In the Healthcare sphere the situation is analogous: “the president suggests reequipping of 10 thousand hospitals. Meanwhile, the healthcare reform means to cut the number of these very hospitals, developing the institution of general practitioners.”

A feeling emerges, Novaya Gazeta comments, that “Putin and Zurabov apparently misunderstand each other.”

In the opinion of Alexei Polukhin, “the president’s generous gesture” is likely to be used as “a cover operation, something sweet to ‘the bitter pill of reforms’, as in his speech he touched exactly that what is supposed to be strictly and anti-socially reformed.”

In general, as it was noted in Nezavisimaya Gazets by InDem Foundation President Georgy Satarov: “All these events can hardly be called policy.” That’s because policy-making requires an analysis of the situation: “Why precisely this amount of money, for what purpose, and so on, must be spent. There was nothing of the kind. This is a sop thrown to one group of citizens from the table of their betters, out of these gigantic oil revenues. Nothing more.”

From Satarov’s point of view, there is a single aim – maintenance of the regime’s stability, “It is crisis of fear, a crisis of ideas.”

The authorities are in the same crisis, Satarov believes, with the Year 2008 problem, and consequently, no original decisions should be expected, “There will be a successor, and I believe, more than one.”

To tell the truth, according to the data of the National Strategies Institute of Stanislav Belkovsky, today the president’s environment “rack their brains, how to prolong Putin’s presence in the Kremlin.”

Belkovsky said to Zavtra newspaper, “Putin’s most entrusted advisor Igor Sechin and some close to him businessmen” are especially anxious about the issue.

Various variants are proposed, as it is known – both introducing the amendments to the Constitution for increasing the number of possible terms of one and the sane candidate, the transaction to the Parliamentary republic, in which Putin would occupy the post of the Prime Minister. However, as Belkovsky considers, these strengthens will end by nothing, “The third Putin’s term is not willed by one influential Kremlin person – Putin himself.”
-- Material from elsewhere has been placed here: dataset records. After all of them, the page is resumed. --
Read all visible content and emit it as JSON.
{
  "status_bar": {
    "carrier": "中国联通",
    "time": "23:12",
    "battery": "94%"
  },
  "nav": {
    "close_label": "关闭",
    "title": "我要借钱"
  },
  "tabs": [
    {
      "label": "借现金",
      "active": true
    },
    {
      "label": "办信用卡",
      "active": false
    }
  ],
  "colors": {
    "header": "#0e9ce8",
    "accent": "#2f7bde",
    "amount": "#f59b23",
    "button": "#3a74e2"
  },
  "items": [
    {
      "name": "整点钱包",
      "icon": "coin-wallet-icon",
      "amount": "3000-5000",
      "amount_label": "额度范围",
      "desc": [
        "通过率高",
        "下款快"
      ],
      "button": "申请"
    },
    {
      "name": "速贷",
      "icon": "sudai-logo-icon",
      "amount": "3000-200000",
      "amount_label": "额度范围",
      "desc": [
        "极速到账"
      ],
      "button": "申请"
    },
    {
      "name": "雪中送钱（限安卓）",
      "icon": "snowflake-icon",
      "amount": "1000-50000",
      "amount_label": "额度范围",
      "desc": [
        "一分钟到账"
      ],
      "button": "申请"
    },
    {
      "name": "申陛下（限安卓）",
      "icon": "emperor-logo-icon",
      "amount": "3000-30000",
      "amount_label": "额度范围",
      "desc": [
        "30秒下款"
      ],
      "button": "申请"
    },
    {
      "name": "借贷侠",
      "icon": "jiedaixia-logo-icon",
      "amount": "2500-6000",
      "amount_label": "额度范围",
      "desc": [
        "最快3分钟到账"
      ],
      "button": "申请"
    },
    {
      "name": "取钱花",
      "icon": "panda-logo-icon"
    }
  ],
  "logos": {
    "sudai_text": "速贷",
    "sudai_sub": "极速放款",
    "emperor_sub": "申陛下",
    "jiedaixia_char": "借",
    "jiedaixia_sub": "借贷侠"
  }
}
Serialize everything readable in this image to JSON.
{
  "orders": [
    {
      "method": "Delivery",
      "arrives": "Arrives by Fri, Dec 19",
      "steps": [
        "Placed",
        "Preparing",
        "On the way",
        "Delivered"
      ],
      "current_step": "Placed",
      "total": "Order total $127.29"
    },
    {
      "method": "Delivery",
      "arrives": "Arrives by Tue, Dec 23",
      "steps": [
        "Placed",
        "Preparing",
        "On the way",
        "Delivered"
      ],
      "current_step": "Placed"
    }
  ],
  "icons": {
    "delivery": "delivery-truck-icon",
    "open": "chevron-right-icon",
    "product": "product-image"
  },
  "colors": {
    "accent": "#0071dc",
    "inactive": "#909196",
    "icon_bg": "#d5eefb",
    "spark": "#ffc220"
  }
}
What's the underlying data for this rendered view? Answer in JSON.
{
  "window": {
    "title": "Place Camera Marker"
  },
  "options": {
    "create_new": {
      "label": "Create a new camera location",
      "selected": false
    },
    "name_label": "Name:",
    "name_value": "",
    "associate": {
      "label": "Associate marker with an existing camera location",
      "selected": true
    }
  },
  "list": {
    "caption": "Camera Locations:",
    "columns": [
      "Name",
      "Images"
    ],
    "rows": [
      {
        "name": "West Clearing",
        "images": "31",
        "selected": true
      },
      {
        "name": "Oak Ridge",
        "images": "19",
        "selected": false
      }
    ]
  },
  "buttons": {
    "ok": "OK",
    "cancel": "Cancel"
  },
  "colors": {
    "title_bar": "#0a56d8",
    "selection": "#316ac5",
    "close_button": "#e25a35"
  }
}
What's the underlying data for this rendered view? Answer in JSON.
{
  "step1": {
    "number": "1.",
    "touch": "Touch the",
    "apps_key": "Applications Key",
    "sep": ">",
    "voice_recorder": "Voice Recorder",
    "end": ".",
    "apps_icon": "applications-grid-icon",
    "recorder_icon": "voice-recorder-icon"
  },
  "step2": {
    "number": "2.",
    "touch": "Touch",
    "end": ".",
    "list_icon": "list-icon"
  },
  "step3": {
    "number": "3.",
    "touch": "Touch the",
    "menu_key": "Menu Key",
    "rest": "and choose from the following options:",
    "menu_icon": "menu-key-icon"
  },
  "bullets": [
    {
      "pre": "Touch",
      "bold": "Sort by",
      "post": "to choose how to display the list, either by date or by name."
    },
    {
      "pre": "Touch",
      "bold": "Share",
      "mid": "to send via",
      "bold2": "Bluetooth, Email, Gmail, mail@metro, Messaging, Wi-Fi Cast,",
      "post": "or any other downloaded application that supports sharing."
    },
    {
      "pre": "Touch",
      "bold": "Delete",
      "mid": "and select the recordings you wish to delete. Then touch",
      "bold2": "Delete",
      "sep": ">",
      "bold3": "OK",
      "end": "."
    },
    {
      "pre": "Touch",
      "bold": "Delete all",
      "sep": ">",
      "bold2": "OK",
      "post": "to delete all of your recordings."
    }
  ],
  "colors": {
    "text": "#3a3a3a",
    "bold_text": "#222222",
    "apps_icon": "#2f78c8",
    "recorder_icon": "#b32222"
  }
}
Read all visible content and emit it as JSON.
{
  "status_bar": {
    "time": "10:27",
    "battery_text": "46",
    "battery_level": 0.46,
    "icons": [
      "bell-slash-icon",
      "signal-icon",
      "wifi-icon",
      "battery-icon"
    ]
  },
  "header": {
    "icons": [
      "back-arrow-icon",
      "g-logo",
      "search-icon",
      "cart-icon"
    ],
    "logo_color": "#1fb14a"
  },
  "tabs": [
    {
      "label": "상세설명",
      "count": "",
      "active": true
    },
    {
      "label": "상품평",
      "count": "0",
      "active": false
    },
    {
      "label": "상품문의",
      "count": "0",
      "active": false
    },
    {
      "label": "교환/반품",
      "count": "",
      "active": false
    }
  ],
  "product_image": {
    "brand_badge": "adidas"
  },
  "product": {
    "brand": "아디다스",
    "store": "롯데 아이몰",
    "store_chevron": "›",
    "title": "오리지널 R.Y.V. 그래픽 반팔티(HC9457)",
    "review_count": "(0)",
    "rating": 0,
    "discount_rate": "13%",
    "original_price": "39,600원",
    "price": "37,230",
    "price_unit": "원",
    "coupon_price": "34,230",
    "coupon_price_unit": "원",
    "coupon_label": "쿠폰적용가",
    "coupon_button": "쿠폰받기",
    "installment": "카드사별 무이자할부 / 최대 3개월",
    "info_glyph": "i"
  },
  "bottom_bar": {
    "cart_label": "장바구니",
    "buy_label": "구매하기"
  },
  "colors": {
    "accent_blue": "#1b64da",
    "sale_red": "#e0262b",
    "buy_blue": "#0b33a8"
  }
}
According to the opinion of Belkovsky, “the burden of power” was “too heavy” for Vladimir Putin; “he will not rescue Sechin and Co. at the expense of personal health.”

Afterwards, Stanislav Belkovsky gives a forecast, “As soon as the relatives of the former president fill their pockets with the proceeds from Sibneft, and the second president himself acquires a stake in Gazprom and $5-6 billion in live money, remaining in the Kremlin will be of no importance.”

However, there is no clarity with the candidature. The problem is described vividly in Izvestia by Sergei Markov, director of the Political Studies Institute: “Putin is the leader of a coalition of the three blocs: the corporation of chekists, liberal economists, lawyers, political scientists and the bureaucracy. That is why there’s a main requirement for a successor – he must combine the interests of all these forces.” As Markov reported, “only two” questions have not been solved yet, “the identity of the successor and Putin’s role after his term in office expires.”

Nevertheless, it seems that Vladimir Putin has decided something.

In any case, as participant of the conference Valdai 2005, director of Russian and Asian programs of the US defensive information center Nikolay Zlobin reported to edition Vremya Novostei, the President is in “excellent physical and intellectual state and looks like a man, who made some decisions and released himself from many problems.”

As for the successor, this isn’t such an insoluble problem. There is a variety of options, many of them quite unexpected. Even his wife, Ludmila Alexandrovna Putina, could become the successor.

According to Novye Izvestia, Boris Nadezhdin, secretary of the Political Council of the Union of Right Forces, has recommended Putin’s wife.

The article about this event was labeled by Novye Izvestia as “Special Successor.”

Meanwhile, this option is quite possible, especially if voters respond correctly to the new course of the authorities.